デュエット op.20(カル) Guitar Duet, Op.20 (Call, Leonhard von)
デュエット op.20(レオナルド・フォン・カル 1767-1815墺)
《使用ギター》
小川:ルイス・パノルモ1848年(ロンドン) ※角田真氏提供
長谷川:ルイス・パノルモ1844年(ロンドン)
2022.10.15
小川和隆 長谷川郁夫
19世紀ギターの楽しみ クラシックコンサートより
ホームギャラリーステッチにて
Guitar Duet, Op.20 (Call, Leonhard von)
Kazutaka Ogawa(Panormo 1847)
Ikuo Hasegawa(Panormo 1844)
レオナルド・フォン・カル
読み方はレオナルド=レオンハルト、カル=カール=コールとドイツ読み、英語読みでしょうか、いろいろに発音されています。知る人ぞ知るかの菅原潤さんはむかし「ド・カル」と呼んでいましたっけ。さっき調べていたら~「レオンハルト・デ・コール」と呼ばれることもある~なんていう記述も見つけましたので、これのことかなと懐かしく菅原さんを思い出しました。ここでは「カル」で進めていきますが…。
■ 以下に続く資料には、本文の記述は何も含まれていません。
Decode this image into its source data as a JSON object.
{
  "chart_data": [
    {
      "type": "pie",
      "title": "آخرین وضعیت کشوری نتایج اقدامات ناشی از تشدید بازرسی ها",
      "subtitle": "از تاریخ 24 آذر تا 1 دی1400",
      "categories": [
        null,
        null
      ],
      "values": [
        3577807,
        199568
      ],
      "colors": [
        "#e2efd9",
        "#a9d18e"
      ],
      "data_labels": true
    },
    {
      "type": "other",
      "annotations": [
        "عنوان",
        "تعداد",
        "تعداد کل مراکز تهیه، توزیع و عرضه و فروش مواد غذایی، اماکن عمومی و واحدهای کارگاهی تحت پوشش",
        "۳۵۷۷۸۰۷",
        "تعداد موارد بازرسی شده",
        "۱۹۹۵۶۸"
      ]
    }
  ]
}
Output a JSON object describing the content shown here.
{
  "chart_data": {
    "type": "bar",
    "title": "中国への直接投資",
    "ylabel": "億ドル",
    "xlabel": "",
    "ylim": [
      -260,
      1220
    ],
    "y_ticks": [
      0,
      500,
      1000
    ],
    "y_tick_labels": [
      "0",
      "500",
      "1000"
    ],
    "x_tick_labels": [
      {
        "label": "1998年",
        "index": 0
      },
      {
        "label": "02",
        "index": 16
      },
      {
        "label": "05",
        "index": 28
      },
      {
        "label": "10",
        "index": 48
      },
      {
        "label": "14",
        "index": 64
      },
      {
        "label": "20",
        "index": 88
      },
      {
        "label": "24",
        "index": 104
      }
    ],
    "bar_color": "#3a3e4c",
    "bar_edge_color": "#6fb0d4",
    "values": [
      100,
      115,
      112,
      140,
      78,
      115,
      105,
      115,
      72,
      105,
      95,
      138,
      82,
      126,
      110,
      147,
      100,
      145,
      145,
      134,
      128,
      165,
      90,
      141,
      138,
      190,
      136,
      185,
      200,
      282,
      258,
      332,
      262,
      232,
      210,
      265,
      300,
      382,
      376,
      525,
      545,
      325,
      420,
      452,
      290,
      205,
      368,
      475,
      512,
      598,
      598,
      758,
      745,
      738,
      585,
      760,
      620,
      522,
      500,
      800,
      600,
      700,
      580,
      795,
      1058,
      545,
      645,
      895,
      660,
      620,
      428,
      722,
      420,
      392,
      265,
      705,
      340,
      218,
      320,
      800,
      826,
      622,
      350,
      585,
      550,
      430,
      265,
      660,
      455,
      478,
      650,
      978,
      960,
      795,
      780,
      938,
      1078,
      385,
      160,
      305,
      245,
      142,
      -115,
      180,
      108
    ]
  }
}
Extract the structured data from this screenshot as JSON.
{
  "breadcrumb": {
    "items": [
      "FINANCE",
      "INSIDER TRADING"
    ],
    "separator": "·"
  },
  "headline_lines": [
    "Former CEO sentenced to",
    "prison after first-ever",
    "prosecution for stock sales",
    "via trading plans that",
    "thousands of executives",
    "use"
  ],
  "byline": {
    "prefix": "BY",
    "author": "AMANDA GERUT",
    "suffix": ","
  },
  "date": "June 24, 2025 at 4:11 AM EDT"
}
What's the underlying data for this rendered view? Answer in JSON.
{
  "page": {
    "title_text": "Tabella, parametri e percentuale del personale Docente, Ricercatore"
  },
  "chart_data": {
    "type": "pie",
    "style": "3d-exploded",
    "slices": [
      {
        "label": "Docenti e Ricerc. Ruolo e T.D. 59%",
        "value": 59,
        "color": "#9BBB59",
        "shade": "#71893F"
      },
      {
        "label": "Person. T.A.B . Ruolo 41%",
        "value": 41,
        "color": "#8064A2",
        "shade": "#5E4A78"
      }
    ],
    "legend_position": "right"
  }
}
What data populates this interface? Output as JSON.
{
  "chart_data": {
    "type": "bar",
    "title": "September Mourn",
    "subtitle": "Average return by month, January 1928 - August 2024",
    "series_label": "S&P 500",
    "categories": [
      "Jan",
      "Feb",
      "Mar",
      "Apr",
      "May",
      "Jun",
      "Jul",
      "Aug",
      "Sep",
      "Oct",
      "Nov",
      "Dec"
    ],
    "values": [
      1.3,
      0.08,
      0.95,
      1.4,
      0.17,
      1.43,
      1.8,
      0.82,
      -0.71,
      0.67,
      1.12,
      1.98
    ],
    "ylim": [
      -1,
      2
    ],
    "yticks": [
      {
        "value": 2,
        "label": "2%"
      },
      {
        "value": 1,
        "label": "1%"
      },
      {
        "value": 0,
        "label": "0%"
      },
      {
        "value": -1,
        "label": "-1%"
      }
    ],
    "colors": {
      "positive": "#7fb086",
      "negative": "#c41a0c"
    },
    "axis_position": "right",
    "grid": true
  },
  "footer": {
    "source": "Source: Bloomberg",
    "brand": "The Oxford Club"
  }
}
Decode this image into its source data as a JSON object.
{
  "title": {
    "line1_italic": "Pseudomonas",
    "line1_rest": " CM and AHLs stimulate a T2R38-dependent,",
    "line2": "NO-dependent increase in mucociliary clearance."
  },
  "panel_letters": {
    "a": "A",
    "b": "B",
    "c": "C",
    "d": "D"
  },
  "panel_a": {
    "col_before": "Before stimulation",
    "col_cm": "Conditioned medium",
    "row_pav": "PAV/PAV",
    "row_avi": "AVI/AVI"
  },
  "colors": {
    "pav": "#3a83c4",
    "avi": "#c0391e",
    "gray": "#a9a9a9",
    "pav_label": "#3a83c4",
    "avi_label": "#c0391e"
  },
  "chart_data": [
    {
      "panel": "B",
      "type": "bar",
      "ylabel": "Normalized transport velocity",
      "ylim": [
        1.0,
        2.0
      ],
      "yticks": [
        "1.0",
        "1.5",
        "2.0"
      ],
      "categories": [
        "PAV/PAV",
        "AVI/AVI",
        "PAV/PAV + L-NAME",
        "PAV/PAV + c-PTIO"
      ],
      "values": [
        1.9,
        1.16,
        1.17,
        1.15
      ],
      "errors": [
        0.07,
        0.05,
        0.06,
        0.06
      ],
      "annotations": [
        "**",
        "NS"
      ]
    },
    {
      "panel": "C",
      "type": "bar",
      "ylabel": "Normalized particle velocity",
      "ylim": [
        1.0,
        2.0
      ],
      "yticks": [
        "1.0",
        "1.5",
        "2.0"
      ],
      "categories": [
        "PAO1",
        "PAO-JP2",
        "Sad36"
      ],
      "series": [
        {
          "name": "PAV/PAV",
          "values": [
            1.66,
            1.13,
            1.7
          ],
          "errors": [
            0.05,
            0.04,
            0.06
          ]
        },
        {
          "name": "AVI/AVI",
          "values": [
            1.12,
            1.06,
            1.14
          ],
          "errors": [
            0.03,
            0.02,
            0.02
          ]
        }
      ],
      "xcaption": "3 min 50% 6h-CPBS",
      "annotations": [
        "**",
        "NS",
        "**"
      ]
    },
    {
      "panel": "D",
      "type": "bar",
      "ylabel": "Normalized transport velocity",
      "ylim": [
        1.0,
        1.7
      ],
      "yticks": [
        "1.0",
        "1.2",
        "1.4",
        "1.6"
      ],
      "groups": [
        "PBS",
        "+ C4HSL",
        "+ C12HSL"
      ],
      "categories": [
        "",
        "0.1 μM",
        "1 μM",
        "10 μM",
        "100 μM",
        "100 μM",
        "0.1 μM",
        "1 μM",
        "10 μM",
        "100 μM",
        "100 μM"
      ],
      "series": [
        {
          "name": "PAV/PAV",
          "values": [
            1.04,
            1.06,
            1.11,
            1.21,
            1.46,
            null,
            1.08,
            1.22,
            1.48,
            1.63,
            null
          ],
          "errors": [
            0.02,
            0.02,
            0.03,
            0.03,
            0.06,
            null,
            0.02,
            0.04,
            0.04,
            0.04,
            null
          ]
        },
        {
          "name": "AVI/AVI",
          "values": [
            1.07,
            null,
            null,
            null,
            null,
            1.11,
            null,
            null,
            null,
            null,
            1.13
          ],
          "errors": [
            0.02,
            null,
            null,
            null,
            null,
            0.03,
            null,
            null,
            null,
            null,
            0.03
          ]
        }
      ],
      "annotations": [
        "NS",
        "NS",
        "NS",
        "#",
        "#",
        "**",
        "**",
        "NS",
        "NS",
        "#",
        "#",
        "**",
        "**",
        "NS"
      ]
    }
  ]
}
作曲者のカルは18世紀終わりから19世紀初頭にかけて活躍したオーストリアの作曲家です。ほぼベートーヴェンと同時期くらいですね。マンドリンとギターの教師でさらにフルートも良くしたとされ、主にアマチュアのための室内楽作品が多くあります。そういうわけであまり技巧的にならずに品の良いウィーン古典派の気分を味わえる貴重な存在と言えるでしょう。
わたしはギターを始めたきっかけが中学のクラブ活動(合奏)でして、初めて弾いた合奏曲はop.26のギタートリオでした。今回お聴きいただいたop.20のデュエットも横尾幸弘編の二重奏曲集に収録してあったこともあってなじみがありました。
カルの作品はペトルッチ楽譜ライブラリーで、この曲も含め閲覧することができます。
デュエットop.20
タイトルにはFacile(易しい)という表記もあり、ハ長調。全体には平易なテクニックで書かれていますが全4楽章で演奏時間15分ほどにもなる、割と立派な形をしています。
第1楽章
アダージョ ファンファーレ的な導入と続くおだやかなメロディで祝祭的なイメージがあるでしょうか。
第2楽章
メヌエット タイトルこそメヌエットですが冒頭部などダンスというよりむしろ歌謡調の印象です。この頃の「メヌエット」は単に「中庸なテンポの三拍子の曲」くらいの存在だったのでしょうか。時代を見渡すといろいろなメヌエットが散見されますからそういった時代の過渡期的なものなのかもしれません。トリオも付属します。
第3楽章
アンダンテ 鳥のさえずりがあちらこちらから聴こえるような効果を狙った楽しいアイデアの楽章。曲の最後はさらにさえずりが満ちてまるで大きな森の中にいるようです。
第4楽章
ロンド・アレグレット 爽やかに通り抜ける一陣の風。こういう終わり方は当時の典型ですね。途中Fに転調した部分も大変効果的です。
※ 第3楽章で鳥のさえずりを感じた「ファソファソファソ…」というモチーフ、実は第1楽章と第4楽章でも使われていますがこれも意図的なものと思います。